Yes. That's really all I can say. Just, yes. This book was everything I was hoping it would be and more. I can't even remember the last time I had such high hopes for a book and it didn't let me down. Something Like Normal is probably the best contemporary novel I've read in quite a long time.
Travis, a member of the United States Marine Corps, comes home from a deployment in Afghanistan with post-traumatic stress disorder after the death of his best friend. He quickly realizes that everything has changed. He doesn't want to be around his group of friends from high-school, the girlfriend that he left behind has dumped him for his younger brother, and his parents don't have the marriage they had before he left. Most importantly, he's grown up, and can't wait to get back to the Marine life he has.
While at a bar one night, he bumps into Harper, a girl he spread rumors about in middle-school. From that point on, his life changes even more, as he slowly falls in love with her.

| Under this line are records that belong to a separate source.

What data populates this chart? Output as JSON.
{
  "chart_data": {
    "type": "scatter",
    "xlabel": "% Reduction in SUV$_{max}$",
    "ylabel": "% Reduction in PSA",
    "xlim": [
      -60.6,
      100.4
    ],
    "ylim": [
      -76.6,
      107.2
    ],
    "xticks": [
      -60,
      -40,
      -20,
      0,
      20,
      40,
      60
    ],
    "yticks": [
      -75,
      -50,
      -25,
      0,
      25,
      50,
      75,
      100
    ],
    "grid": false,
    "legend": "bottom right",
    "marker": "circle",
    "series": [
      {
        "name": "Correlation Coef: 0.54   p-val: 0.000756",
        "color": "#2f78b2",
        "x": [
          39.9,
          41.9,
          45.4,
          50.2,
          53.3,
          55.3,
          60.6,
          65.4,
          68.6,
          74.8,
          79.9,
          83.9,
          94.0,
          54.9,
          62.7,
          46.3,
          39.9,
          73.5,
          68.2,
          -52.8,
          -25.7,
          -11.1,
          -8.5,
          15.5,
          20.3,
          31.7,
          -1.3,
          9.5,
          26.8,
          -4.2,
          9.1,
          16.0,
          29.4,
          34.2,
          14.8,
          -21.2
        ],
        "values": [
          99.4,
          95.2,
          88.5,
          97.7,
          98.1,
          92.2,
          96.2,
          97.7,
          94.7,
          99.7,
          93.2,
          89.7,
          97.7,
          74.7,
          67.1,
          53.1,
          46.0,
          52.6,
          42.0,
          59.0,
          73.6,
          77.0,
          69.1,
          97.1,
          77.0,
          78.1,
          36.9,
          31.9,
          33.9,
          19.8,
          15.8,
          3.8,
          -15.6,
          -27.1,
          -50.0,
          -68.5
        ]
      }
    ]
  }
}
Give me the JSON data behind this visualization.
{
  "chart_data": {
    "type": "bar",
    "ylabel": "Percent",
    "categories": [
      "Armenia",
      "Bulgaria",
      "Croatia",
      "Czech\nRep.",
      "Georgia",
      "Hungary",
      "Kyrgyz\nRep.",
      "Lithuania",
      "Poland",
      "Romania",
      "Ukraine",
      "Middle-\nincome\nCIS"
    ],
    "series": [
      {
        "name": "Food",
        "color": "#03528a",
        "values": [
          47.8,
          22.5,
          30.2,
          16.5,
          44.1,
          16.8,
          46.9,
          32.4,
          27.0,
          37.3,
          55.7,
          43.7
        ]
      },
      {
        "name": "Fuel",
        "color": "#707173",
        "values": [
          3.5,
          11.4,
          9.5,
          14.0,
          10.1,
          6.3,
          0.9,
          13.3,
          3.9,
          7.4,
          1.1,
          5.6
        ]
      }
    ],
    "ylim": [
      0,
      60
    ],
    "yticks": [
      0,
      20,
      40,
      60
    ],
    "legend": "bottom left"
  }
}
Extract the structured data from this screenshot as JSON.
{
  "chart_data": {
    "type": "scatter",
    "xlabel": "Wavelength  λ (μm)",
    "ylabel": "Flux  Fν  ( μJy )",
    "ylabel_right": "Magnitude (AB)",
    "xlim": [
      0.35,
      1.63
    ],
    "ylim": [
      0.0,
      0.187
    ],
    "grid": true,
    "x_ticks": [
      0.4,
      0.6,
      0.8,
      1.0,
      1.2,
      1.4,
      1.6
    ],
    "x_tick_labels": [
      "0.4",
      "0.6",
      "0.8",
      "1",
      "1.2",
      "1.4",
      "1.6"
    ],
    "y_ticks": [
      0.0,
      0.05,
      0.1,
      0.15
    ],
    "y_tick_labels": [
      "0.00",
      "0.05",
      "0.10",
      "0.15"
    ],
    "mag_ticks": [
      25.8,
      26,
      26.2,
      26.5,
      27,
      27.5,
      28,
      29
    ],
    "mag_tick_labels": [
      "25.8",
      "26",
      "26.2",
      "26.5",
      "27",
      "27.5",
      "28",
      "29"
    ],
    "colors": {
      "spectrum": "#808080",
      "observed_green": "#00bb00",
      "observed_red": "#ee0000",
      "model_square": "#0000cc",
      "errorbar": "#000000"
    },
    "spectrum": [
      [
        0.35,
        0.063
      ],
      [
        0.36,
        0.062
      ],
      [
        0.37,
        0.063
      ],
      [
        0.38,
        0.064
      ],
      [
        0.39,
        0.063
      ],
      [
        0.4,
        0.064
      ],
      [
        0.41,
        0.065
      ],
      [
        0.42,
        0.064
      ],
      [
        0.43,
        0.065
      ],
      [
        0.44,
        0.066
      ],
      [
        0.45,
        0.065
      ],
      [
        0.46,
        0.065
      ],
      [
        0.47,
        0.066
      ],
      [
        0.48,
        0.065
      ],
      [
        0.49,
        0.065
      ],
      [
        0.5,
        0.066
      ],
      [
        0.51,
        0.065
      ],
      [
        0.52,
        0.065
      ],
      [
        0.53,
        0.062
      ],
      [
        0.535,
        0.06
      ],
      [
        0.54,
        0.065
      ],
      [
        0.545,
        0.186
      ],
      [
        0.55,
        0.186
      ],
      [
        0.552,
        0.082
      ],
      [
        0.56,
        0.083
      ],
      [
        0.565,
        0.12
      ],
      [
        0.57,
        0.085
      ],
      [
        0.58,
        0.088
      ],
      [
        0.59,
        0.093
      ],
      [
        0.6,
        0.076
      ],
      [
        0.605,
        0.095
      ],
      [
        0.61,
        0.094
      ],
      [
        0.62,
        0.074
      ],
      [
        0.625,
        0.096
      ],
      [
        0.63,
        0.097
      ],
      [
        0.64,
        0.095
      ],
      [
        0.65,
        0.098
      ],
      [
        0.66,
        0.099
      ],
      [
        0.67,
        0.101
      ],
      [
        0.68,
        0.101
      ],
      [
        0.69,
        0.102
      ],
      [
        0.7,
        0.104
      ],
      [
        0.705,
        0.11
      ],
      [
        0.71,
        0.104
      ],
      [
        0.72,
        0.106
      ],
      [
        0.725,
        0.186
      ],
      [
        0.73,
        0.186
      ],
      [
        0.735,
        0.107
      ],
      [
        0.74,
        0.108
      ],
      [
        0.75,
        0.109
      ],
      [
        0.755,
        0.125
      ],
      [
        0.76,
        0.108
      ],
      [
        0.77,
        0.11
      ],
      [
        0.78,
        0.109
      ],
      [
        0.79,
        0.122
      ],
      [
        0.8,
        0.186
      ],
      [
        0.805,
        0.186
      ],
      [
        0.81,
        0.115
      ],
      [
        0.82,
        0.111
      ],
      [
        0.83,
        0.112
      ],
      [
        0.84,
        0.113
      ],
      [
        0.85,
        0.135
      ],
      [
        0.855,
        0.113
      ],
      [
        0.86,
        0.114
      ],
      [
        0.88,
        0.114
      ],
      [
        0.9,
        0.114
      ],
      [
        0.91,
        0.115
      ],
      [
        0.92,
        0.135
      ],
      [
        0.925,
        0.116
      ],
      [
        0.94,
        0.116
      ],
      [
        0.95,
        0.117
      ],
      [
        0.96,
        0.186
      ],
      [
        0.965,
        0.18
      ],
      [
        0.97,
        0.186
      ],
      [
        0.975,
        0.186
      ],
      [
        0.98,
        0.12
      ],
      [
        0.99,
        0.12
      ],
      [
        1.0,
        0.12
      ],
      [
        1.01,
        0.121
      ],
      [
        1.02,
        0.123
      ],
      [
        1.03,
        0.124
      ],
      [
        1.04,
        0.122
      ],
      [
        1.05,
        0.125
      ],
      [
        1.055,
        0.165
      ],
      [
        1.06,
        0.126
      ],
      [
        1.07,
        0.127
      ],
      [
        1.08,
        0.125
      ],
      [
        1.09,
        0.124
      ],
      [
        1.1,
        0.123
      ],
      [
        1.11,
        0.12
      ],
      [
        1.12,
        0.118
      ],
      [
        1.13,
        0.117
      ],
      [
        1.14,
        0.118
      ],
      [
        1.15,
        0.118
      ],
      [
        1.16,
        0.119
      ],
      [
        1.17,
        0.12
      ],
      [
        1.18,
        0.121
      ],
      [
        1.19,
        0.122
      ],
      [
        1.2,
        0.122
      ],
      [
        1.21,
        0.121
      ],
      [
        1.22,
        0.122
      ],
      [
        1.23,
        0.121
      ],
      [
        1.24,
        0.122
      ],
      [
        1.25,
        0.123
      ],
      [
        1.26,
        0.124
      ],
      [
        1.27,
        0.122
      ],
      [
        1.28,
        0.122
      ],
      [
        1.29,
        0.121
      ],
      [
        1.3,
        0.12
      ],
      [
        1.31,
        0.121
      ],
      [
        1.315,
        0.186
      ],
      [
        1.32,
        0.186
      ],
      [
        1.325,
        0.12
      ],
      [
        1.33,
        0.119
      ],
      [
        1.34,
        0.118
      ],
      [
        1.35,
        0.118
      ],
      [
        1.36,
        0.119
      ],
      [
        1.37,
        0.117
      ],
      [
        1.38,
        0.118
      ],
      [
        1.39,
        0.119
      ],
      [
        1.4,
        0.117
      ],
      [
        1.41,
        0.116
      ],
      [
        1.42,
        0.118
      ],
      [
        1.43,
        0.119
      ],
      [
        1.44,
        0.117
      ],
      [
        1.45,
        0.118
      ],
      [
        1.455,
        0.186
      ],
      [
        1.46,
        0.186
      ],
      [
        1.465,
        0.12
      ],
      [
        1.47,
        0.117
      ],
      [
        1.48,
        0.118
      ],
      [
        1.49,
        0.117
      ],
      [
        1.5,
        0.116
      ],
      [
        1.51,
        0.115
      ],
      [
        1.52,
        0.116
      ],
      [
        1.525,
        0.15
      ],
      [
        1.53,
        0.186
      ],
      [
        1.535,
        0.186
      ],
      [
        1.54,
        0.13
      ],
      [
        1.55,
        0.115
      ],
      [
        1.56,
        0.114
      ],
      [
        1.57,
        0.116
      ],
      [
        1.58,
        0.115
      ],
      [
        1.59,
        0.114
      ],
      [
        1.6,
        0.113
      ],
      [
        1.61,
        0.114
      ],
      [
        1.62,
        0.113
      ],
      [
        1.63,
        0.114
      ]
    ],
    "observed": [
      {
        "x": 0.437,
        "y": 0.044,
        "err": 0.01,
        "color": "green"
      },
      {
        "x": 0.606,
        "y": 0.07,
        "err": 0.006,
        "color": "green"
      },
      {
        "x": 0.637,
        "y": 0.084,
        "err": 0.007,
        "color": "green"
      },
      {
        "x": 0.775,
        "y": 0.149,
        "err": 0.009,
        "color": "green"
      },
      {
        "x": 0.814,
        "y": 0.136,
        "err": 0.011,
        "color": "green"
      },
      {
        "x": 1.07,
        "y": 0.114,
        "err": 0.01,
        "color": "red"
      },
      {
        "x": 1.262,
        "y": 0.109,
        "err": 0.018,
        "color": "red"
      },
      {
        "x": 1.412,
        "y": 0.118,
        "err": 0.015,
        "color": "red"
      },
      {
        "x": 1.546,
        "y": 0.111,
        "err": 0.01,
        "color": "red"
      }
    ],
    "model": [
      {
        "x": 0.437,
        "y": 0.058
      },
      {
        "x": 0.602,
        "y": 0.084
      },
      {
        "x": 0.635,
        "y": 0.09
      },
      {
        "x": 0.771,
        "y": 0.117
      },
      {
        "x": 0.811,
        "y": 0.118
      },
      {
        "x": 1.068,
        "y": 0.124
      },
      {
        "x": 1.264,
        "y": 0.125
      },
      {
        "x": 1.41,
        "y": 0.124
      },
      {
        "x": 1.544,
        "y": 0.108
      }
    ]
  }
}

I don't even know how to begin a review like this. So rarely has a book had this sort of effect on me. My husband was watching one of the Resident Evil movies, and normally, my response would be "yay, zombies!" when he asked me to watch it, but I just shook my head and kept reading. I started and finished in less time than it took him to get to the end of the movie. When I had finally flipped the last page, he turned to me and said "are you really crying???" I was, so hard.
The characters in this book were exactly what every contemporary character should be. They had strengths and weaknesses, could be serious and humourous, and were just all-around realistic. Despite the fact that Travis was the main character in the book, he was probably one of the biggest jerks with the way he treated his brother. I was so happy that he made mistakes, and the whole novel didn't consist of him being the perfect person.
The supporting characters were well-fleshed out as well. Moss and Kevlar were two of the best backround characters I've read about since...I couldn't even tell you when. Even Paige, with her amazingly unlikeable personality, was believable.
And then, of course, Charlie. As someone who's lost a best friend (though, admittedly, not in the same fashion as Travis did), Trish Doller NAILED the emotions. The letter that Travis wrote on the last few pages is where I completely lost it and started bawling. I could practically feel the heartbreak Travis was going through.
I feel like if I continue this review, it will turn into a whole separate novel, so I'm going to end this here, although there are so many more aspects I can rave for hours about.